Configuring your system for high availability

To recover from outages that might include planned events (such as maintenance and backups) and unplanned events (such as software failures, hardware failures, power failures, and disasters) you can configure an IBM® Watson IoT Platform - Message Gateway server to serve as a backup.

You might want to configure your system for high availability (HA) in case the primary server experiences a failure. If your server is configured to be highly available, the standby server automatically takes over as the new primary server if the original primary server fails. After the original primary is available again, it acts as the standby server.

Connecting a pair of servers for high availability

Servers are identified as

Primary: The server that is processing messages.
Standby: The backup server to which the primary server is replicated.

Configuring server parameters to support HA

To use the HA feature, you must enable high availability and assign a group name on both servers. You must consider the values that you want to assign to the following parameters before you configure a pair of servers for HA:

Group

Group is used to identify which server to pair with. The value must be the same on both servers. The maximum length of this value is 128 characters.

Startup mode

A node can be set in either auto-detect or stand-alone mode.

In auto-detect mode, two nodes must be started. The nodes automatically try to detect one another and establish an HA pair.
Use stand-alone mode only when you are starting a single node. Stand-alone mode is used to bring up a single node with the intention to later bring up another node that synchronizes with the first node and creates an HA pair.

Local Discovery Address, Local Replication Address and Remote Discovery Address

In an HA environment, you must have two network interfaces for each server - a replication interface and a discovery interface.

The remote discovery address is the IP address of the discovery interface on the remote node in the HA pair.

The local discovery and local replication addresses are the IP addresses of the discovery and replication interfaces of the local node.

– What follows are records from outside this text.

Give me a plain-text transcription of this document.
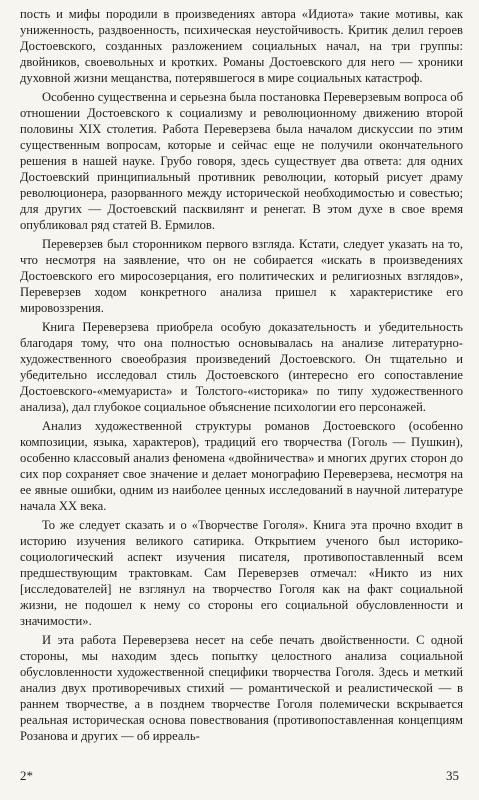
пость и мифы породили в произведениях автора «Идиота» такие мотивы, как униженность, раздвоенность, психическая неустойчивость. Критик делил героев Достоевского, созданных разложением социальных начал, на три группы: двойников, своевольных и кротких. Романы Достоевского для него — хроники духовной жизни мещанства, потерявшегося в мире социальных катастроф.

Особенно существенна и серьезна была постановка Переверзевым вопроса об отношении Достоевского к социализму и революционному движению второй половины XIX столетия. Работа Переверзева была началом дискуссии по этим существенным вопросам, которые и сейчас еще не получили окончательного решения в нашей науке. Грубо говоря, здесь существует два ответа: для одних Достоевский принципиальный противник революции, который рисует драму революционера, разорванного между исторической необходимостью и совестью; для других — Достоевский пасквилянт и ренегат. В этом духе в свое время опубликовал ряд статей В. Ермилов.

Переверзев был сторонником первого взгляда. Кстати, следует указать на то, что несмотря на заявление, что он не собирается «искать в произведениях Достоевского его миросозерцания, его политических и религиозных взглядов», Переверзев ходом конкретного анализа пришел к характеристике его мировоззрения.

Книга Переверзева приобрела особую доказательность и убедительность благодаря тому, что она полностью основывалась на анализе литературно-художественного своеобразия произведений Достоевского. Он тщательно и убедительно исследовал стиль Достоевского (интересно его сопоставление Достоевского-«мемуариста» и Толстого-«историка» по типу художественного анализа), дал глубокое социальное объяснение психологии его персонажей.

Анализ художественной структуры романов Достоевского (особенно композиции, языка, характеров), традиций его творчества (Гоголь — Пушкин), особенно классовый анализ феномена «двойничества» и многих других сторон до сих пор сохраняет свое значение и делает монографию Переверзева, несмотря на ее явные ошибки, одним из наиболее ценных исследований в научной литературе начала XX века.

То же следует сказать и о «Творчестве Гоголя». Книга эта прочно входит в историю изучения великого сатирика. Открытием ученого был историко-социологический аспект изучения писателя, противопоставленный всем предшествующим трактовкам. Сам Переверзев отмечал: «Никто из них [исследователей] не взглянул на творчество Гоголя как на факт социальной жизни, не подошел к нему со стороны его социальной обусловленности и значимости».

И эта работа Переверзева несет на себе печать двойственности. С одной стороны, мы находим здесь попытку целостного анализа социальной обусловленности художественной специфики творчества Гоголя. Здесь и меткий анализ двух противоречивых стихий — романтической и реалистической — в раннем творчестве, а в позднем творчестве Гоголя полемически вскрывается реальная историческая основа повествования (противопоставленная концепциям Розанова и других — об ирреаль-

2*	35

You can choose the IP addresses that you assign to these interfaces, providing that the following criteria are met:

The IP addresses that are assigned to the discovery interface on server A and server B are on the same subnet (for example, subnet 1).
The IP addresses that are assigned to the replication interface on server A and server B are on the same subnet (for example, subnet 2).
Subnet 1 and subnet 2 are not the same.

For example, you can configure the discovery and replication interfaces for server A and server B in the following way:

server A: Discovery interface: 192.0.20.10/24; Replication interface: 192.0.30.11/24
server B: Discovery interface: 192.0.20.20/24; Replication interface: 192.0.30.21/24

where 192.0.20 and 192.0.30 are subnets.

Timeouts: The discovery timeout is the amount of time, in seconds, within which a server that is started in auto-detect mode must connect to the other server in the HA pair. The valid range is 10 - 2147483647. The default is 600. If the connection is not made within that time, the server starts in maintenance mode.; The heartbeat timeout is the amount of time, in seconds, within which a server must determine whether the other server in the HA pair fails. The valid range is 1 - 2147483647. The default is 10. If the primary server does not receive a heartbeat from the standby server within this time, it continues to work as the primary server but the data synchronization process is stopped. If the standby server does not receive a heartbeat from the primary server within this time , the standby server becomes the primary server.

Clock synchronization and MaxMessageTimeToLive: Consider the value of the MaxMessageTimeToLive parameter on your messaging policies when you synchronize the clocks on the servers in the HA pair. This parameter specifies the maximum time that a put or published message can exist for in IBM Watson IoT Platform - Message Gateway. The smaller the value of this parameter is, the closer you need to synchronize the clocks on the HA pair. For example, if you set a MaxMessageTimeToLive value of 3600, which equates to 1 hour, you can synchronize the clocks on the HA pair to within 1 or 2 minutes of each other. If you set a MaxMessageTimeToLive value of 1, which equates to 1 second, synchronize the clocks on the HA pair to within 100 milliseconds. Use a network time protocol (NTP) server to keep the clocks synchronized.

After the servers are configured, you must stop and restart the IBM Watson IoT Platform - Message Gateway server.